De plus en plus de personnes essaient d’utiliser moins l’IA, mais l’éviter complètement est peut-être déjà impossible.
Une enquête menée auprès de 2 055 adultes britanniques a révélé que 42 % d’entre eux limitent délibérément la quantité d’IA qu’ils utilisent. 70 % supplémentaires ont déclaré qu’il serait difficile, voire impossible, d’éviter l’exposition à l’IA, même s’ils en voulaient activement moins.
La suppression d’une application chatbot ne supprime que la forme la plus évidente. Les gens ont beaucoup moins de contrôle lorsque les systèmes automatisés sont intégrés à des logiciels ou à des services sur le lieu de travail dont ils dépendent déjà.
Pourquoi les gens réduisent-ils
La vie privée est la raison la plus évidente pour laquelle les gens fixent des limites. Vingt-neuf pour cent ont cité des préoccupations concernant la confidentialité, la sécurité et la conformité des données, ce qui en fait la raison la plus courante pour limiter l'utilisation de l'IA.
22 % supplémentaires préféraient continuer à travailler comme ils le font déjà. Le manque de compétences n’était pas le principal obstacle. De nombreux répondants comprenaient la technologie mais ont néanmoins décidé qu'elle ne faisait pas partie de leur routine.
Cela va à l’encontre de l’hypothèse favorite de l’industrie selon laquelle la résistance s’estompe une fois que les gens se familiarisent avec l’IA. Certains utilisateurs comprennent ce que proposent ces outils et ne pensent toujours pas que le compromis en vaut la peine.
La désinscription peut-elle toujours compter
Le consentement s’affaiblit lorsque les gens ne peuvent pas savoir où l’IA opère ou quelles informations elle traite. Choisir de ne pas ouvrir ChatGPT est facile. Il est beaucoup plus difficile d’éviter les décisions automatisées au sein d’un autre service.
Les utilisateurs peuvent rejeter les outils visibles tandis que les systèmes cachés continuent de fonctionner en arrière-plan. Un retrait significatif nécessiterait une divulgation claire, des contrôles utilisables et une alternative qui ne punirait personne en cas de refus.


Sans ces choix, l’exposition à l’IA devient la valeur par défaut. Le consentement commence alors à ressembler davantage à un menu de paramètres enterré qu’à une véritable décision.
Pourquoi la réaction pourrait continuer de croître
L’opinion publique est déjà en train de changer. La part des adultes britanniques qui pensent que l’IA comporte plus de risques que d’avantages est passée de 48 % en 2023 à 52 % en 2026. Ceux qui voient plus d’avantages ont chuté de 38 % à 34 %.
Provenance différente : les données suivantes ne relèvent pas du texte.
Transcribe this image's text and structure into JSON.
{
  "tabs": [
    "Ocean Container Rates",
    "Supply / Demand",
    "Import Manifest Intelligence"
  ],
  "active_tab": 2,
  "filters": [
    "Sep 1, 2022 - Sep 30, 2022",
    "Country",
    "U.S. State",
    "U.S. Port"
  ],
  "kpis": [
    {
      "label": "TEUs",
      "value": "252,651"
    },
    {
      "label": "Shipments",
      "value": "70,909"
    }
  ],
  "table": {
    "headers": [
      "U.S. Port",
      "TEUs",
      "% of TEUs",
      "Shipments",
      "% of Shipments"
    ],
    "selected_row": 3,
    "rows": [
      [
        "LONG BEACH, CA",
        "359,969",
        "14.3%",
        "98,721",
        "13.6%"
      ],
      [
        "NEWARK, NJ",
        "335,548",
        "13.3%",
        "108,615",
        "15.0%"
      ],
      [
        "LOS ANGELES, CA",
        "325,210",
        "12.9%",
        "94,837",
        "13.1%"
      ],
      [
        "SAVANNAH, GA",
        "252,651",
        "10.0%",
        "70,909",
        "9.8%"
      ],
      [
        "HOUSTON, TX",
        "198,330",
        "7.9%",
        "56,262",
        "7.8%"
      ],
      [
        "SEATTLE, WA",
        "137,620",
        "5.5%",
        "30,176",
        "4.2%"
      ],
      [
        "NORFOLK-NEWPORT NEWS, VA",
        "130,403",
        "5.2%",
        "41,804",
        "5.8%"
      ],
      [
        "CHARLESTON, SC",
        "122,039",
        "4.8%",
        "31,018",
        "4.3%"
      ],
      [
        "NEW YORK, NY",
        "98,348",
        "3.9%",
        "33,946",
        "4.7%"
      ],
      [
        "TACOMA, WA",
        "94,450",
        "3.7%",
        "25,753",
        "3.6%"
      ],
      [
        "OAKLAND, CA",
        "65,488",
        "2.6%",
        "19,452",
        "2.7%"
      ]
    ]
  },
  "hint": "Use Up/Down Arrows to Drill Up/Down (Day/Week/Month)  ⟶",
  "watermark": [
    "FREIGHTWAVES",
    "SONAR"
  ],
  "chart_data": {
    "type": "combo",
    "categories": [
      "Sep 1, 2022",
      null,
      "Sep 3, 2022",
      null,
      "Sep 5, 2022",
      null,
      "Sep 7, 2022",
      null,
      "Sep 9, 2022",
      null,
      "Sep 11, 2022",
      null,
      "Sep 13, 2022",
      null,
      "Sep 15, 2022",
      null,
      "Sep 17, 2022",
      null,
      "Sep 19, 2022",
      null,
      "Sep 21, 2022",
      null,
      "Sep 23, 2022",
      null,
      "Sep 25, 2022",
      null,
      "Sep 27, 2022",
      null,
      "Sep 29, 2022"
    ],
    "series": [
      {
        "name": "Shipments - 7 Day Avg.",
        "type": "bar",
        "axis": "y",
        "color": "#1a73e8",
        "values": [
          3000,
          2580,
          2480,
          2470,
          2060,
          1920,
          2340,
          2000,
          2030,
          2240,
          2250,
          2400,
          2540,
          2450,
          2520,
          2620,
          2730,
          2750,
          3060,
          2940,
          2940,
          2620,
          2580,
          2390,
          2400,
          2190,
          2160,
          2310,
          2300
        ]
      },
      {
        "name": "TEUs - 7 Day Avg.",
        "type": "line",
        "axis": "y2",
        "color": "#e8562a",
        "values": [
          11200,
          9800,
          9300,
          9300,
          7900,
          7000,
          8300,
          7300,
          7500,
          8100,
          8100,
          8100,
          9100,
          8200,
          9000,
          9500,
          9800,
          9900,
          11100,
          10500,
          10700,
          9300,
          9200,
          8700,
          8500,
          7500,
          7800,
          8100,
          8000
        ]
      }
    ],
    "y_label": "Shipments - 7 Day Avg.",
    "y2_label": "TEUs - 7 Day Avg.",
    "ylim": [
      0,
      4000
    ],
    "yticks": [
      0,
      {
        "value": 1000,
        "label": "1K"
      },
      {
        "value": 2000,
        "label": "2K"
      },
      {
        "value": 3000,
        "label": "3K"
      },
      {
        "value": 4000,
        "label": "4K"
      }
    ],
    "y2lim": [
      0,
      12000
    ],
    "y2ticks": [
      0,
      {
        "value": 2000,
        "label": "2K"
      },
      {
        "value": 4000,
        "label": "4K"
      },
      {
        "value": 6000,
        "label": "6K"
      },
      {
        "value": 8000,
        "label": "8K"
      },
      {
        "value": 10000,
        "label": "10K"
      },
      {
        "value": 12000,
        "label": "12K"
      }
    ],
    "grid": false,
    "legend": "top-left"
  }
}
La génération Z rend la situation encore plus compliquée. Les adultes plus jeunes utilisent l’IA plus souvent, mais ils sont également plus susceptibles de la restreindre et de s’inquiéter des risques.
Les employeurs et les entreprises technologiques reçoivent désormais un avertissement brutal. Une divulgation claire et des options de non-participation pratiques peuvent décider si la prudence reste gérable ou si elle se transforme en un rejet plus large.